Australia Unleashes $ 561 Million Clean Energy Investment


Australia will divert financing for its shelved carbon scheme

to a new 652.5 million Australian dollar ($561.7 million) funding

roll out for renewable energy and energy efficiency development,

marking what it claims to be its biggest investment in the clean energy sector.

The Renewable Energy Future Fund, which complements the country’s 20 percent target of renewables in its energy mix, will help deploy large- and small-scale renewable energy projects in geothermal, solar power and wave energy.

It also seeks to help households, commercial establishments and industries reduce electricity consumption through energy efficiency measures throughout its four-year rollout.

The fund will form part of the government’s expanded 5.1 billion Australian dollar Clean Energy Initiative, which includes 2 billion Australian dollars for carbon capture and storage projects and 1.5 billion for flagship solar projects.

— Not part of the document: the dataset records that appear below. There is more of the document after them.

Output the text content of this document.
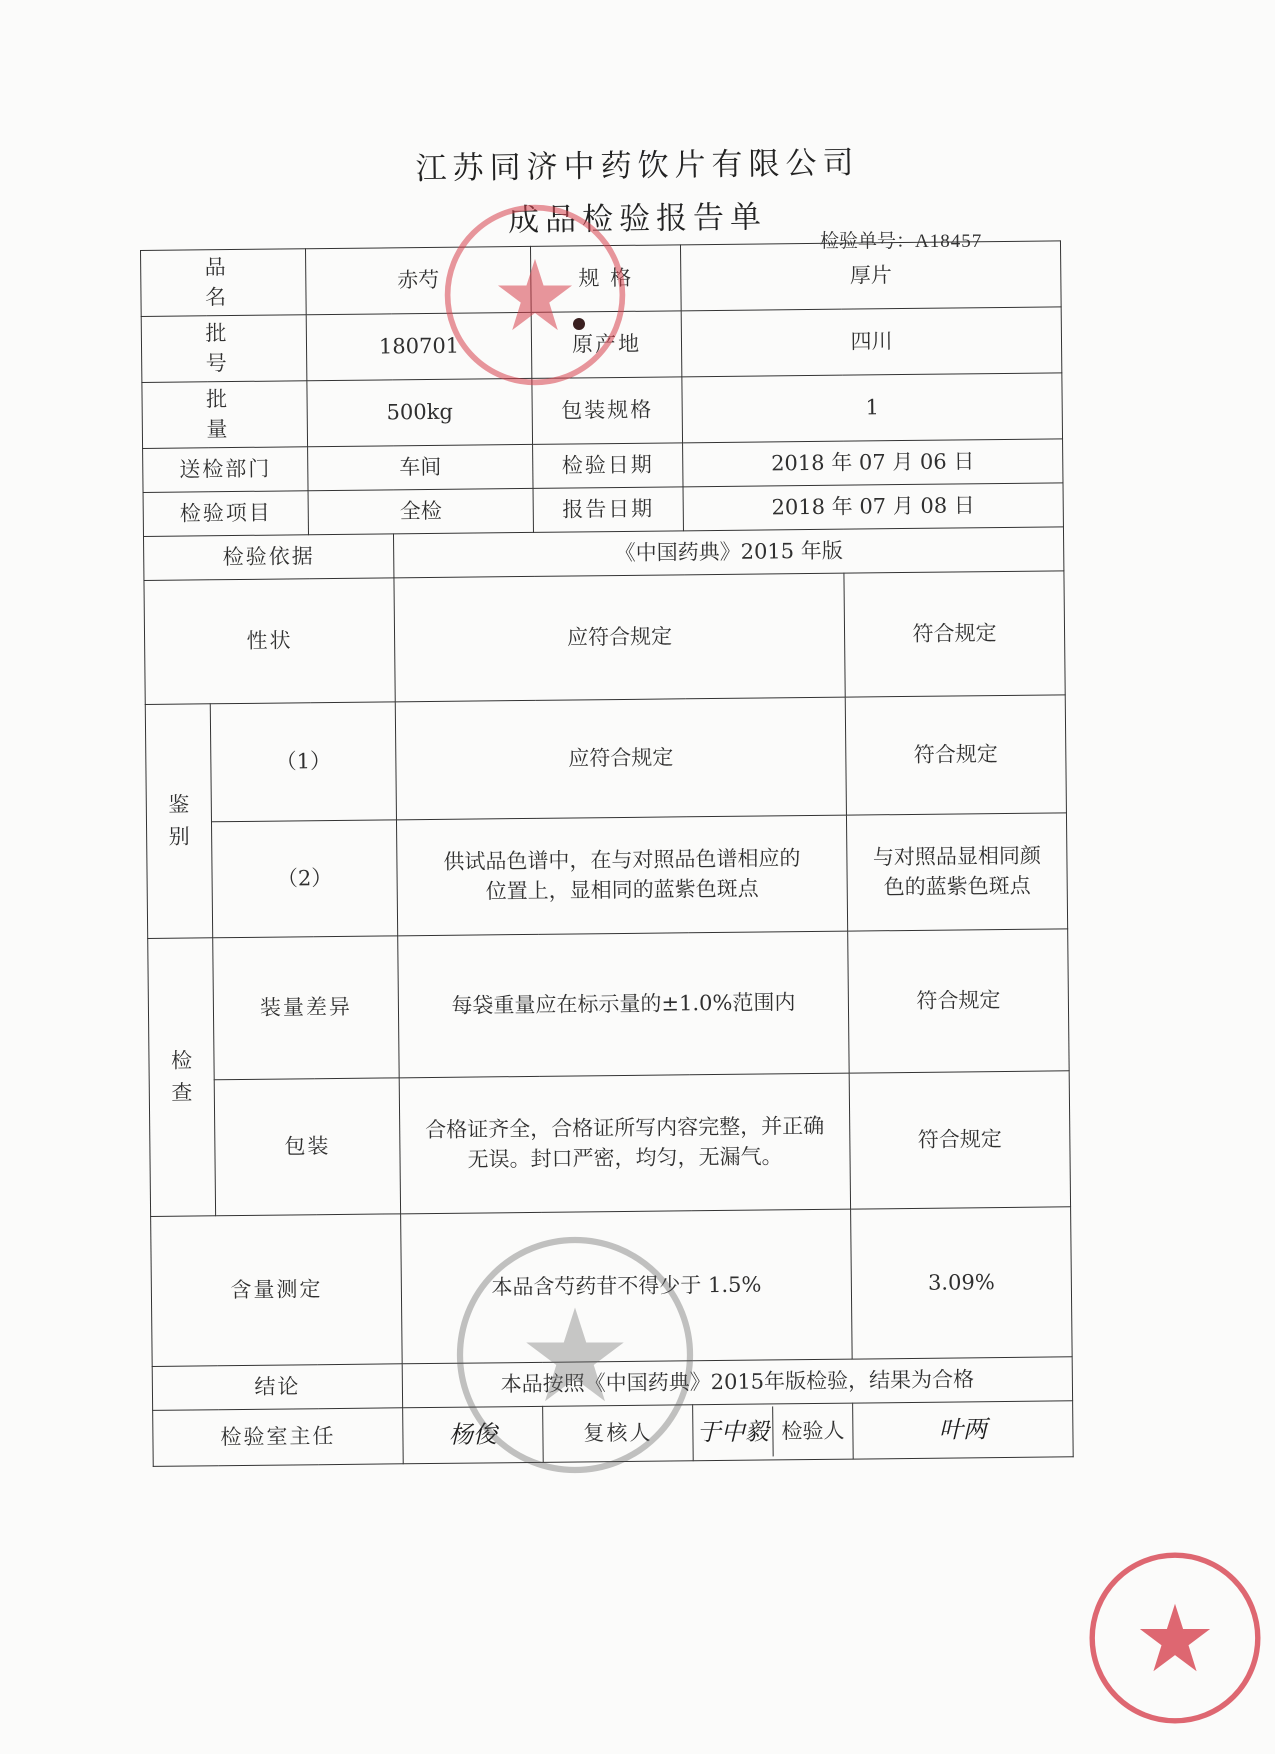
江苏同济中药饮片有限公司
成品检验报告单
检验单号：A18457
品 名		赤芍		规 格	厚片	
批 号		180701		原产地	四川	
批 量		500kg		包装规格	1	
送检部门		车间		检验日期	2018 年 07 月 06 日	
检验项目		全检		报告日期	2018 年 07 月 08 日	
检验依据			《中国药典》2015 年版			
性状			应符合规定			符合规定
鉴别	（1）		应符合规定			符合规定
	（2）		供试品色谱中，在与对照品色谱相应的位置上，显相同的蓝紫色斑点			与对照品显相同颜色的蓝紫色斑点
检查	装量差异		每袋重量应在标示量的±1.0%范围内			符合规定
	包装		合格证齐全，合格证所写内容完整，并正确无误。封口严密，均匀，无漏气。			符合规定
含量测定			本品含芍药苷不得少于 1.5%			3.09%
结论			本品按照《中国药典》2015年版检验，结果为合格			
检验室主任			杨俊	复核人	于中毅 检验人	叶两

Australia’s Ministry for Resources and Energy said the newly allocated funding will shore up the government’s investment in clean energy to more than 10 billion Australian dollars. It noted that details of the funding will be disclosed soon.

Australia deferred plans for an ambitious carbon emissions trading scheme after it met strong opposition in parliament. Prime Minister Kevin Rudd said they would wait until after the Kyoto Protocol expires in 2010 before pursuing the plan.

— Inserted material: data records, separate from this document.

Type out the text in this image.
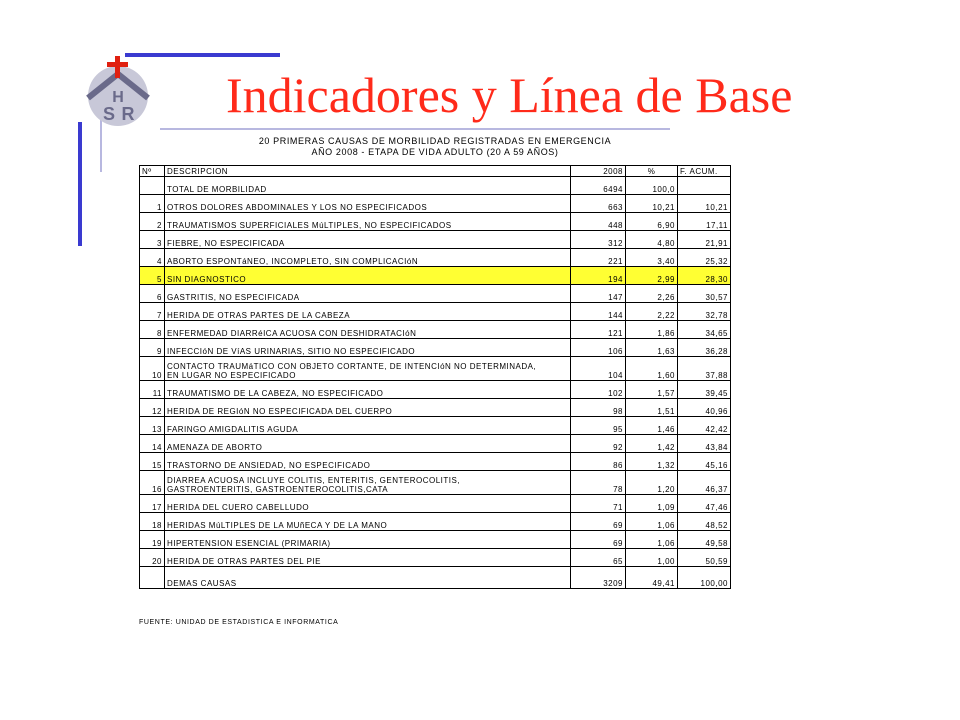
H
S R Indicadores y Línea de Base
20 PRIMERAS CAUSAS DE MORBILIDAD REGISTRADAS EN EMERGENCIA
AÑO 2008 - ETAPA DE VIDA ADULTO (20 A 59 AÑOS)
Nº	DESCRIPCION	2008	%	F. ACUM.
	TOTAL DE MORBILIDAD	6494	100,0	
1	OTROS DOLORES ABDOMINALES Y LOS NO ESPECIFICADOS	663	10,21	10,21
2	TRAUMATISMOS SUPERFICIALES MúLTIPLES, NO ESPECIFICADOS	448	6,90	17,11
3	FIEBRE, NO ESPECIFICADA	312	4,80	21,91
4	ABORTO ESPONTáNEO, INCOMPLETO, SIN COMPLICACIóN	221	3,40	25,32
5	SIN DIAGNOSTICO	194	2,99	28,30
6	GASTRITIS, NO ESPECIFICADA	147	2,26	30,57
7	HERIDA DE OTRAS PARTES DE LA CABEZA	144	2,22	32,78
8	ENFERMEDAD DIARRéICA ACUOSA CON DESHIDRATACIóN	121	1,86	34,65
9	INFECCIóN DE VíAS URINARIAS, SITIO NO ESPECIFICADO	106	1,63	36,28
10	CONTACTO TRAUMáTICO CON OBJETO CORTANTE, DE INTENCIóN NO DETERMINADA,
EN LUGAR NO ESPECIFICADO	104	1,60	37,88
11	TRAUMATISMO DE LA CABEZA, NO ESPECIFICADO	102	1,57	39,45
12	HERIDA DE REGIóN NO ESPECIFICADA DEL CUERPO	98	1,51	40,96
13	FARINGO AMIGDALITIS AGUDA	95	1,46	42,42
14	AMENAZA DE ABORTO	92	1,42	43,84
15	TRASTORNO DE ANSIEDAD, NO ESPECIFICADO	86	1,32	45,16
16	DIARREA ACUOSA INCLUYE COLITIS, ENTERITIS, GENTEROCOLITIS,
GASTROENTERITIS, GASTROENTEROCOLITIS,CATA	78	1,20	46,37
17	HERIDA DEL CUERO CABELLUDO	71	1,09	47,46
18	HERIDAS MúLTIPLES DE LA MUñECA Y DE LA MANO	69	1,06	48,52
19	HIPERTENSION ESENCIAL (PRIMARIA)	69	1,06	49,58
20	HERIDA DE OTRAS PARTES DEL PIE	65	1,00	50,59
	DEMAS CAUSAS	3209	49,41	100,00
FUENTE: UNIDAD DE ESTADISTICA E INFORMATICA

The ministry said the funding became available as a result of the deferral of the carbon scheme, as well as from existing funds from the Ministry of Climate Change and Energy Efficiency.

Reuters reported that as much as 2.5 billion Australian dollars could be freed up from the 2010 to 2011 national budget due to the deferral.

Meanwhile, some clean energy players welcomed the fund, saying it is a demonstration of a more sophisticated strategy to develop the country’s clean technology industry.

“Australia has genuine potential to pioneer new affordable and innovative ways of generating clean energy,” said Matthew Warren, chief executive of the Clean Energy Council, an industry association made up of over 350 companies.

“If we want to be a smart clean tech innovator then the companies developing these technologies need the capital to fast track their projects and show us what they can do,” he said.

Mr. Warren said significant technological breakthroughs should not be delayed just because they were starved of investment, especially since innovations hinge on a process of trial and error.

The Australian state of Tasmania echoed sentiments of the fund’s urgency.

“How we deal with energy issues is central to Tasmania’s economic future, environment and the welfare of all Tasmanians,” said Nick McKim, the state’s minister for sustainable transport and alternative energy.

Mr. McKim believes Tasmania needs clear, coherent and constructive policy to capitalize on its natural resources and come out on top of the heap of players in emerging renewable technologies.